We support the following types of end-to-end tests:
CI
Each test suite may run on different infrastructure. Refer to the README of each test suite for more information.
What if an end-to-end test fails on a Pull Request?
Tests must account for the eventually consistent nature of Gloo Edge. Writing deterministic end-to-end tests can be challenging, and at times a test will fail in our CI pipeline non-deterministically. We refer to these failures as flakes. We have found the most common flakes occur as a result of:
- Test pollution: another test in the same suite does not clean up resources
- Eventual consistency: the test does not wait long enough for resources to be applied and processed correctly
1. Identify that it is a flake
The best way to identify that a flake occurred is to run the test locally.
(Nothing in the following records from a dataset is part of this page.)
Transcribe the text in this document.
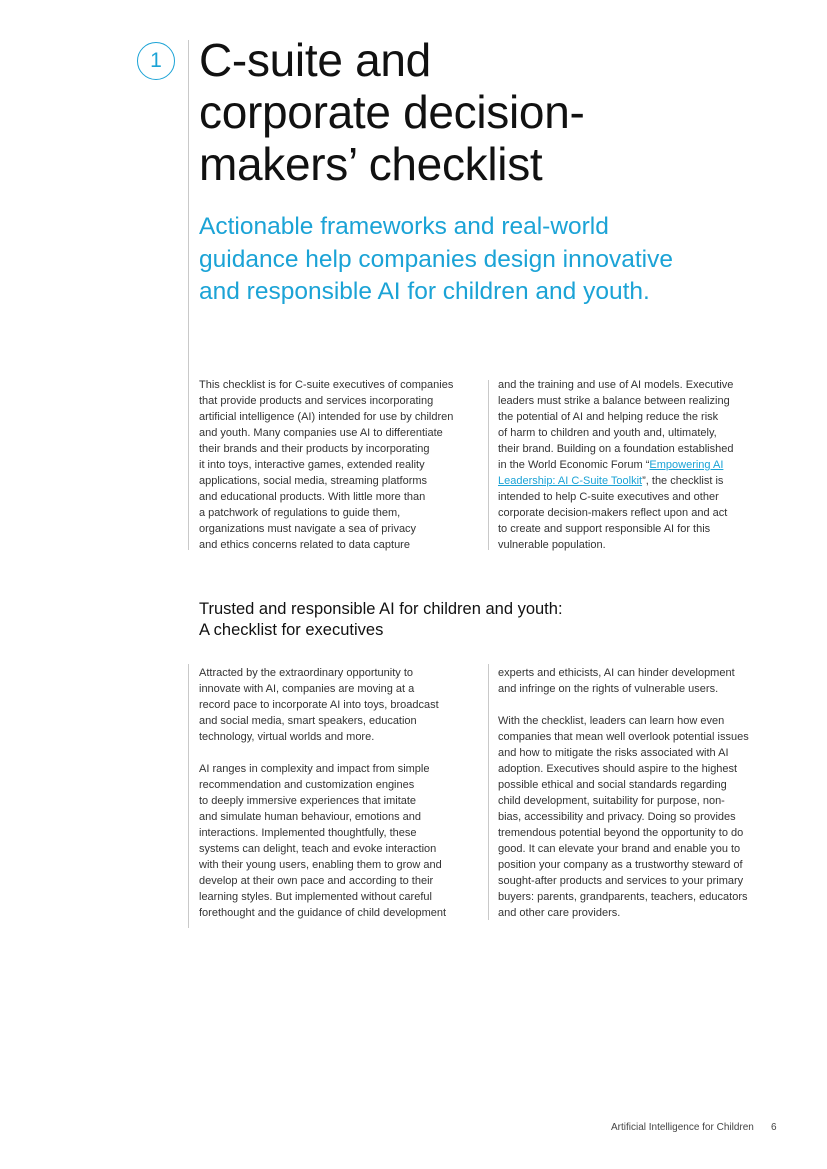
1 C-suite and
corporate decision-
makers’ checklist
Actionable frameworks and real-world
guidance help companies design innovative
and responsible AI for children and youth.
This checklist is for C-suite executives of companies
that provide products and services incorporating
artificial intelligence (AI) intended for use by children
and youth. Many companies use AI to differentiate
their brands and their products by incorporating
it into toys, interactive games, extended reality
applications, social media, streaming platforms
and educational products. With little more than
a patchwork of regulations to guide them,
organizations must navigate a sea of privacy
and ethics concerns related to data capture
and the training and use of AI models. Executive
leaders must strike a balance between realizing
the potential of AI and helping reduce the risk
of harm to children and youth and, ultimately,
their brand. Building on a foundation established
in the World Economic Forum “Empowering AI
Leadership: AI C-Suite Toolkit”, the checklist is
intended to help C-suite executives and other
corporate decision-makers reflect upon and act
to create and support responsible AI for this
vulnerable population.
Trusted and responsible AI for children and youth:
A checklist for executives
Attracted by the extraordinary opportunity to
innovate with AI, companies are moving at a
record pace to incorporate AI into toys, broadcast
and social media, smart speakers, education
technology, virtual worlds and more.
AI ranges in complexity and impact from simple
recommendation and customization engines
to deeply immersive experiences that imitate
and simulate human behaviour, emotions and
interactions. Implemented thoughtfully, these
systems can delight, teach and evoke interaction
with their young users, enabling them to grow and
develop at their own pace and according to their
learning styles. But implemented without careful
forethought and the guidance of child development
experts and ethicists, AI can hinder development
and infringe on the rights of vulnerable users.
With the checklist, leaders can learn how even
companies that mean well overlook potential issues
and how to mitigate the risks associated with AI
adoption. Executives should aspire to the highest
possible ethical and social standards regarding
child development, suitability for purpose, non-
bias, accessibility and privacy. Doing so provides
tremendous potential beyond the opportunity to do
good. It can elevate your brand and enable you to
position your company as a trustworthy steward of
sought-after products and services to your primary
buyers: parents, grandparents, teachers, educators
and other care providers.
Artificial Intelligence for Children 6
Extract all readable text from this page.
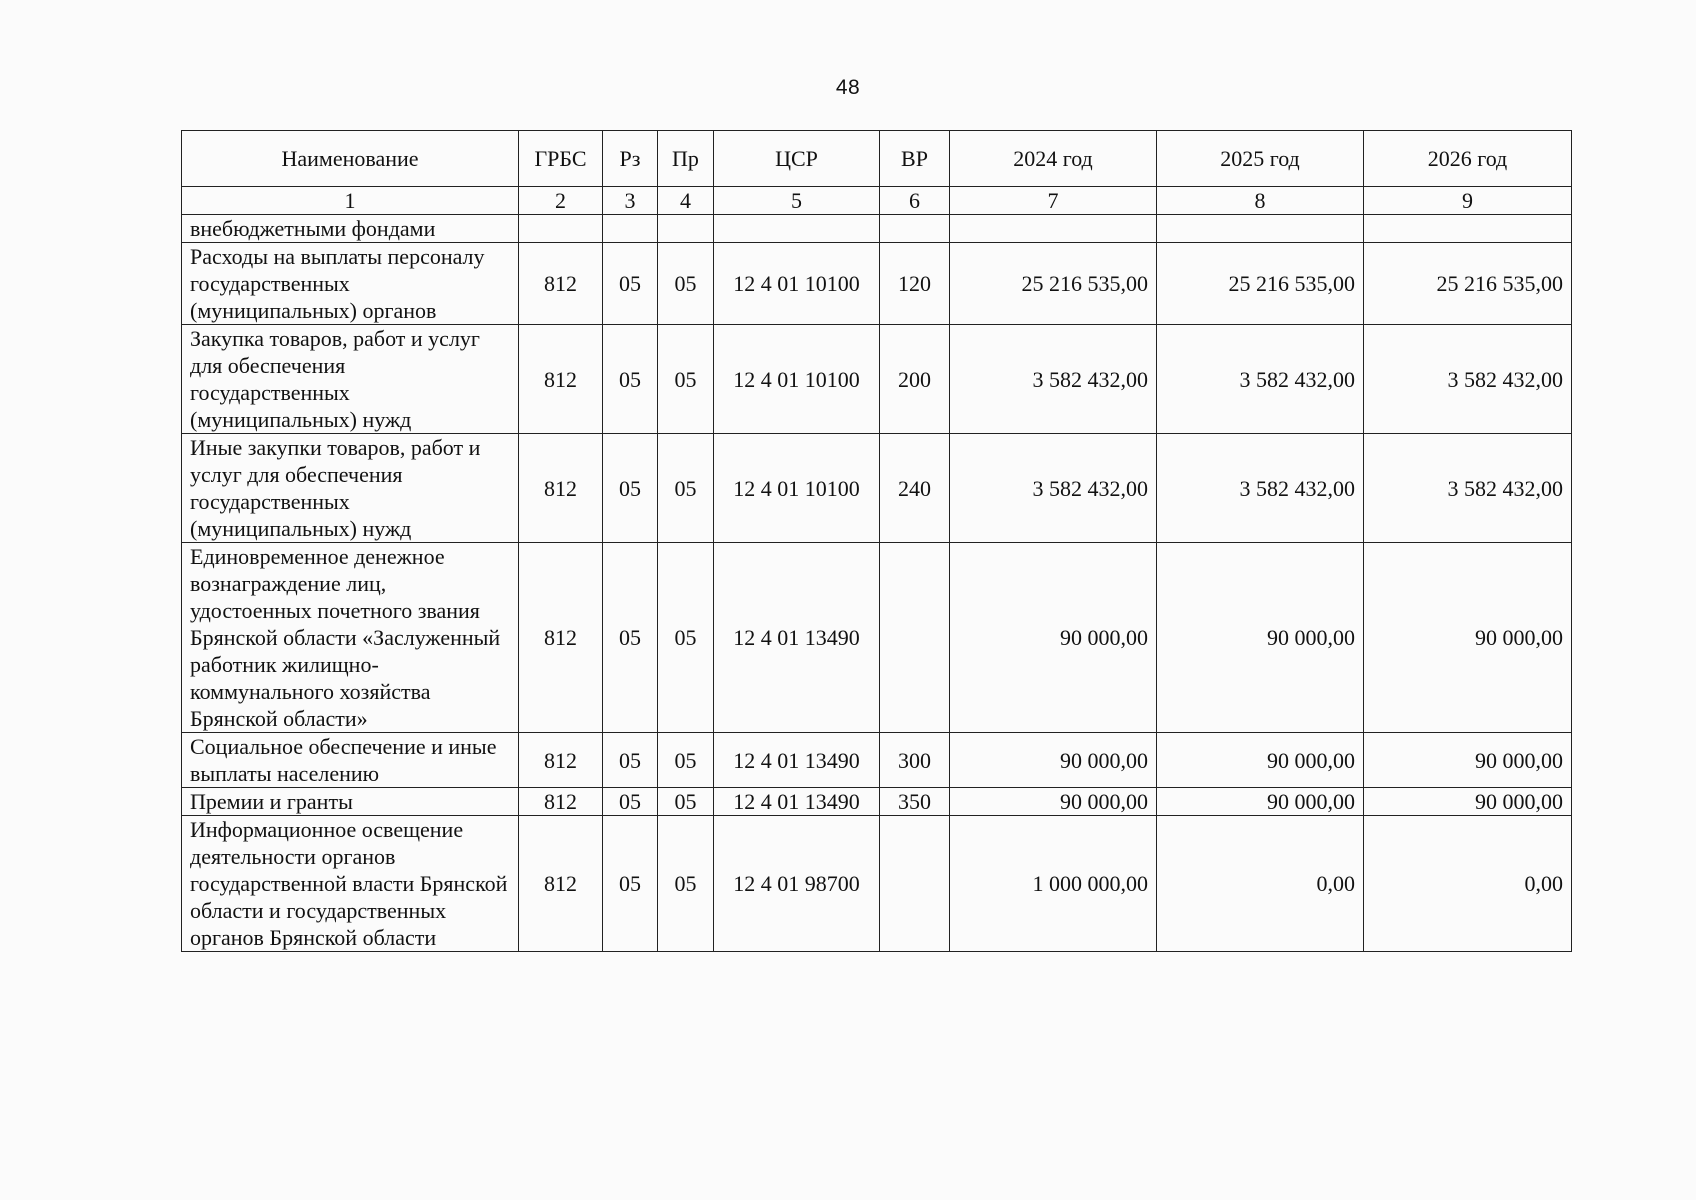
48
Наименование	ГРБС	Рз	Пр	ЦСР	ВР	2024 год	2025 год	2026 год
1	2	3	4	5	6	7	8	9
внебюджетными фондами								
Расходы на выплаты персоналу государственных (муниципальных) органов	812	05	05	12 4 01 10100	120	25 216 535,00	25 216 535,00	25 216 535,00
Закупка товаров, работ и услуг для обеспечения государственных (муниципальных) нужд	812	05	05	12 4 01 10100	200	3 582 432,00	3 582 432,00	3 582 432,00
Иные закупки товаров, работ и услуг для обеспечения государственных (муниципальных) нужд	812	05	05	12 4 01 10100	240	3 582 432,00	3 582 432,00	3 582 432,00
Единовременное денежное вознаграждение лиц, удостоенных почетного звания Брянской области «Заслуженный работник жилищно-коммунального хозяйства Брянской области»	812	05	05	12 4 01 13490		90 000,00	90 000,00	90 000,00
Социальное обеспечение и иные выплаты населению	812	05	05	12 4 01 13490	300	90 000,00	90 000,00	90 000,00
Премии и гранты	812	05	05	12 4 01 13490	350	90 000,00	90 000,00	90 000,00
Информационное освещение деятельности органов государственной власти Брянской области и государственных органов Брянской области	812	05	05	12 4 01 98700		1 000 000,00	0,00	0,00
First, we recommend focusing the test to ensure that no other tests are causing an impact, and following the Ginkgo recommendations for managing flaky tests.
If running the test alone does not reproduce the error, it is likely the failure is caused by test pollution. Repeat the above process, but this time move the focus one level up, so that other tests which may be creating or deleting resources are also run, repeating as necessary until the whole suite is focussed.
2. Triage the flake
If a test failure is deemed to be a flake, we take the following steps:
- Determine if there is a GitHub issue tracking the existence of that test flake
- Investigate the flake, timeboxing to a reasonable amount of time (about an hour). Flakes impact the developer experience, and we want to resolve them as soon as they are identified
- If a solution can not be determined within the timebox, create a GitHub issue to track it
- If no issue exists, create one and include the
Type: CI Test Flake
label. If an issue already exists, add a comment with the logs for the failed run. We use comment frequency as a mechanism for determining frequency of flakes
- Retry the test (specific steps can be found in a README of each test suite) and comment on the Pull Request with a link to the GitHub issue tracking the flake
Debugging Tests
TODO: We should move these debug steps to the individual test suites.
Some of the gloo tests use a listener on 127.0.0.1 rather than 0.0.0.0 and will only run on linux (e.g. fault injection).
If you’re developing on a mac, ValidateBootstrap will not run properly because it uses the envoy binary for validation mode (which only runs on linux). See rbac_jwt_test.go for an example.